For some residents, the report's delay -- and Indian's sudden loss of memory -- amounts to yet another obstacle the state has erected to keep them from discovering the truth about their health. But if the state's goal is to slowly diffuse interest in the problems, as residents suggest, it seems to have backfired. The U.S. EPA is back actively participating in the site. And now Columbus bureaucrats also have a band of clergy on their trail.

In January, the Geauga Cooperative Ministry circulated petitions demanding a complete health assessment. Werner Lange, pastor of the Auburn Community Church, isn't shy about attacking both the Ohio EPA and the Ohio Department of Health. "We want to galvanize public opinion, so these agencies do what they're publicly funded to do . . . This is both corporate abuse and institutional abuse, and it's all aimed at these people in Middlefield."

The Ohio EPA declined comment.

Lange sent the petitions to the Ohio EPA and Weisdack, not the state health department. He says he's given up on Indian's department, believing it overburdened and lacking incentive to expose ugly truths. Indian's reports "are practically guaranteed to be a whitewash of corporate misbehavior," Lange says. Some environmental activists echo that assessment, contending that Indian's studies elsewhere have gone out of their way to discount health risks.

But the clergy group isn't making it easy on Weisdack, either. It asked him to undertake a study on his own and not wait for Indian. "We were hoping we'd have a maverick county health director to take on this case as his own, but we've been badly disappointed," Lange says.

Weisdack bridles at the accusations.

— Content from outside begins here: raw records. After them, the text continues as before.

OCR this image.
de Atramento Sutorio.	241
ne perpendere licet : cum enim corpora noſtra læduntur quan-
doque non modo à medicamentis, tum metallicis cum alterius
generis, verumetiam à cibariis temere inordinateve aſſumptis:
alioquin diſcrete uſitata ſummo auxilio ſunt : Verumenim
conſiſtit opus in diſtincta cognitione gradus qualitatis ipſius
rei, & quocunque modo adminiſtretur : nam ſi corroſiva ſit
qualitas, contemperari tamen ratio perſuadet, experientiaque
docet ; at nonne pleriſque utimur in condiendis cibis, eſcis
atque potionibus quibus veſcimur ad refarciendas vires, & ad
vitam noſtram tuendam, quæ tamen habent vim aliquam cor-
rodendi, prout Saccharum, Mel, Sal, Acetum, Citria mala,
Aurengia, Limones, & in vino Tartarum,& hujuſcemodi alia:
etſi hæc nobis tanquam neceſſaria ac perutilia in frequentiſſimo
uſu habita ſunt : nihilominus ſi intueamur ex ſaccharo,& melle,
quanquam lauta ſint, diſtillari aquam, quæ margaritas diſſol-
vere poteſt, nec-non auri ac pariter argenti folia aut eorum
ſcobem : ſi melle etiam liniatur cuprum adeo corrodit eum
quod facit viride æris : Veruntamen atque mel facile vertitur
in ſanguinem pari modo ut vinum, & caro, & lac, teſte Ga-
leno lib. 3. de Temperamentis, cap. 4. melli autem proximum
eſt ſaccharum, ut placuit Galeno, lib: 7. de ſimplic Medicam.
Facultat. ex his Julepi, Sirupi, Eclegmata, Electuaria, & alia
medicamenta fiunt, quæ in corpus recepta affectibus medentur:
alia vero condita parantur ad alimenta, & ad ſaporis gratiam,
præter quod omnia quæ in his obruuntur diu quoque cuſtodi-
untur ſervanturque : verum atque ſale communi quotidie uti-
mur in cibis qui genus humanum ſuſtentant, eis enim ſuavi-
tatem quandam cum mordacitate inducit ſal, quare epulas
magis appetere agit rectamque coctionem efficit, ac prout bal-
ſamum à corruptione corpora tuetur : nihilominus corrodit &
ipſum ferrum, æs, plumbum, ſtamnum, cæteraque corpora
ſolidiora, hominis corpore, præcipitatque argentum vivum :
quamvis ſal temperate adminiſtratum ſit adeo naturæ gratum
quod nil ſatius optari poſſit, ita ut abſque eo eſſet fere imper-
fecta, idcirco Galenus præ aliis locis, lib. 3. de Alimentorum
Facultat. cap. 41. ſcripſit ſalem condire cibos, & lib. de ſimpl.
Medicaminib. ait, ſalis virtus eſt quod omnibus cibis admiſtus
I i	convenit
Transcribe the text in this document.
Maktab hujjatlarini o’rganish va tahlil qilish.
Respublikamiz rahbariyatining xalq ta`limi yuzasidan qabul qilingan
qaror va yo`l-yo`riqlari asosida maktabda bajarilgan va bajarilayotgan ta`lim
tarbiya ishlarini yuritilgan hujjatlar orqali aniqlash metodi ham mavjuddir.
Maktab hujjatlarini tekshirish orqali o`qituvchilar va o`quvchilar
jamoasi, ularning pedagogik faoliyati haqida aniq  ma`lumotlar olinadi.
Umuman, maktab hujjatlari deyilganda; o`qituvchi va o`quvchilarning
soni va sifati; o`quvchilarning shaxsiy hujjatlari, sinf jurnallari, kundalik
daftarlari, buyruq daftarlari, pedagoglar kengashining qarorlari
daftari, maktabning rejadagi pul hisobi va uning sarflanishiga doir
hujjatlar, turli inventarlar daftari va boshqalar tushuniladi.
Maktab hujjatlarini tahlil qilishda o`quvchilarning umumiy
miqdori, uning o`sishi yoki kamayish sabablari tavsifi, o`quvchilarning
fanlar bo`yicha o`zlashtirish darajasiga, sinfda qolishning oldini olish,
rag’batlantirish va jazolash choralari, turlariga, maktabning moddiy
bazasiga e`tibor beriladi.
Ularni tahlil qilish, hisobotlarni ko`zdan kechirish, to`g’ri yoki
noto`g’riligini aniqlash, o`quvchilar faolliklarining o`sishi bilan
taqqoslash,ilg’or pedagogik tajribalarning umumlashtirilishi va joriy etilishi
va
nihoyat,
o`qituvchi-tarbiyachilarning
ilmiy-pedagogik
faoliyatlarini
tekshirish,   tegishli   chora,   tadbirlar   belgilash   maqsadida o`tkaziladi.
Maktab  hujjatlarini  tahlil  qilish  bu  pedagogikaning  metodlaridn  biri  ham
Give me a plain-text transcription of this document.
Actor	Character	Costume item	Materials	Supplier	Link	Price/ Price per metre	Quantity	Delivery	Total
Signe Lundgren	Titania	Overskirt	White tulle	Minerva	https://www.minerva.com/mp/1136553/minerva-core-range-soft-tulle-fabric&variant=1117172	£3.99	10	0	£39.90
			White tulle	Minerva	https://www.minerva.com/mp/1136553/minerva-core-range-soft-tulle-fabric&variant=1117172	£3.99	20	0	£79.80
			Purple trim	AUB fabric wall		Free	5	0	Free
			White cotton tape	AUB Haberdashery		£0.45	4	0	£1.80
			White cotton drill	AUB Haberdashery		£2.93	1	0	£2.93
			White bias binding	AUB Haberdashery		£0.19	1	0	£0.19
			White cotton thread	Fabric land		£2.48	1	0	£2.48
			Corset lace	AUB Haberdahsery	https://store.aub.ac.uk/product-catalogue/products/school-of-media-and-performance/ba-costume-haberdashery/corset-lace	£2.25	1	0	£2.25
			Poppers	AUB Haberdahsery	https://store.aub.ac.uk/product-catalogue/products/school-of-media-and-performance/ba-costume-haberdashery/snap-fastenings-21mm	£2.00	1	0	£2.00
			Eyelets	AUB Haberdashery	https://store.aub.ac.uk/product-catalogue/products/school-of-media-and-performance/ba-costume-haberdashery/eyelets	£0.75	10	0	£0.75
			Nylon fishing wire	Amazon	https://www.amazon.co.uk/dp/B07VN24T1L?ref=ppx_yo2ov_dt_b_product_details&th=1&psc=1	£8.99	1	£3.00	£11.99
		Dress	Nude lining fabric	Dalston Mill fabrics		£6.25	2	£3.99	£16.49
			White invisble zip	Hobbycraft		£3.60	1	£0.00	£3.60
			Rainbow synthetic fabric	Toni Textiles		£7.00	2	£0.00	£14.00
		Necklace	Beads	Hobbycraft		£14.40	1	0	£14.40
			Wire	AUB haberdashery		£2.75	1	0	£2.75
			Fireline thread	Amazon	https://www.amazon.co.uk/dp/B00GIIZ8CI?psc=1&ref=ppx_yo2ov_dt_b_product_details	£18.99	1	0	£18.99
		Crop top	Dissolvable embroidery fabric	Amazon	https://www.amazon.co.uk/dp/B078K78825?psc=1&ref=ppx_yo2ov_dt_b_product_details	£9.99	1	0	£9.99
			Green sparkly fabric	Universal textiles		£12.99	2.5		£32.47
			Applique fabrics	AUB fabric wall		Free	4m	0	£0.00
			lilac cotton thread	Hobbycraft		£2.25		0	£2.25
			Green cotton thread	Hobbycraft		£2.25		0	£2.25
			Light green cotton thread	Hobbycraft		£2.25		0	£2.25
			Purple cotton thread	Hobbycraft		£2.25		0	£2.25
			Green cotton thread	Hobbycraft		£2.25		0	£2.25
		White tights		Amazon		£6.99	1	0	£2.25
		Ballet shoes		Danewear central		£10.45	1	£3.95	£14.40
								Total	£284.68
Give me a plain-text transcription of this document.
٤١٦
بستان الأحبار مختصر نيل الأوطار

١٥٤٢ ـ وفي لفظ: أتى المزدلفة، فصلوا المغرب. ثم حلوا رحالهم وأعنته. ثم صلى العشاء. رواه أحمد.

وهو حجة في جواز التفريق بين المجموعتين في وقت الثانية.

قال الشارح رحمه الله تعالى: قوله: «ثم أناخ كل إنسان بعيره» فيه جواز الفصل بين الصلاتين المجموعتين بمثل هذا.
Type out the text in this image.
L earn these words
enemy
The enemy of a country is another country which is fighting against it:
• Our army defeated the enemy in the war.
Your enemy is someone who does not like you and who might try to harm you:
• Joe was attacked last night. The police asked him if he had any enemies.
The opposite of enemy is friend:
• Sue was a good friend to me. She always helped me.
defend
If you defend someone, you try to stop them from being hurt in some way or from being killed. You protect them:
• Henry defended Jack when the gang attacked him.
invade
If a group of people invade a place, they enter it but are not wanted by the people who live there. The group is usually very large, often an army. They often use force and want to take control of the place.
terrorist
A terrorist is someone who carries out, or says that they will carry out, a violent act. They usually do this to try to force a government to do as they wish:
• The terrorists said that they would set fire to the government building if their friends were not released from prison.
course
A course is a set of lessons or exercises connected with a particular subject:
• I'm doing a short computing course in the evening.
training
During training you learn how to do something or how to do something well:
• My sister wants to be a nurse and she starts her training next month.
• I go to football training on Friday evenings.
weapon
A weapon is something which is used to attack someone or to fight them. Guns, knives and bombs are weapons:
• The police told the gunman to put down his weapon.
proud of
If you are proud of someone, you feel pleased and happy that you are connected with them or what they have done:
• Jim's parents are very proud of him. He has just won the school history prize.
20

He doesn't have the resources to do the study, he says. "Robert Indian has all the data. I don't. If someone else wants to do this more quickly, I'm not going to stop them. What's holding them back?"

Middlefield, meanwhile, continues to wait. Bonnie Cavanaugh, whose son suffers from a form of autism, believes Middlefield won't know the extent of the problem until a full study is complete. But Cavanaugh is beginning to doubt the motives of both the state and county health departments. "If they're not doing an assessment, that's an additional cover-up."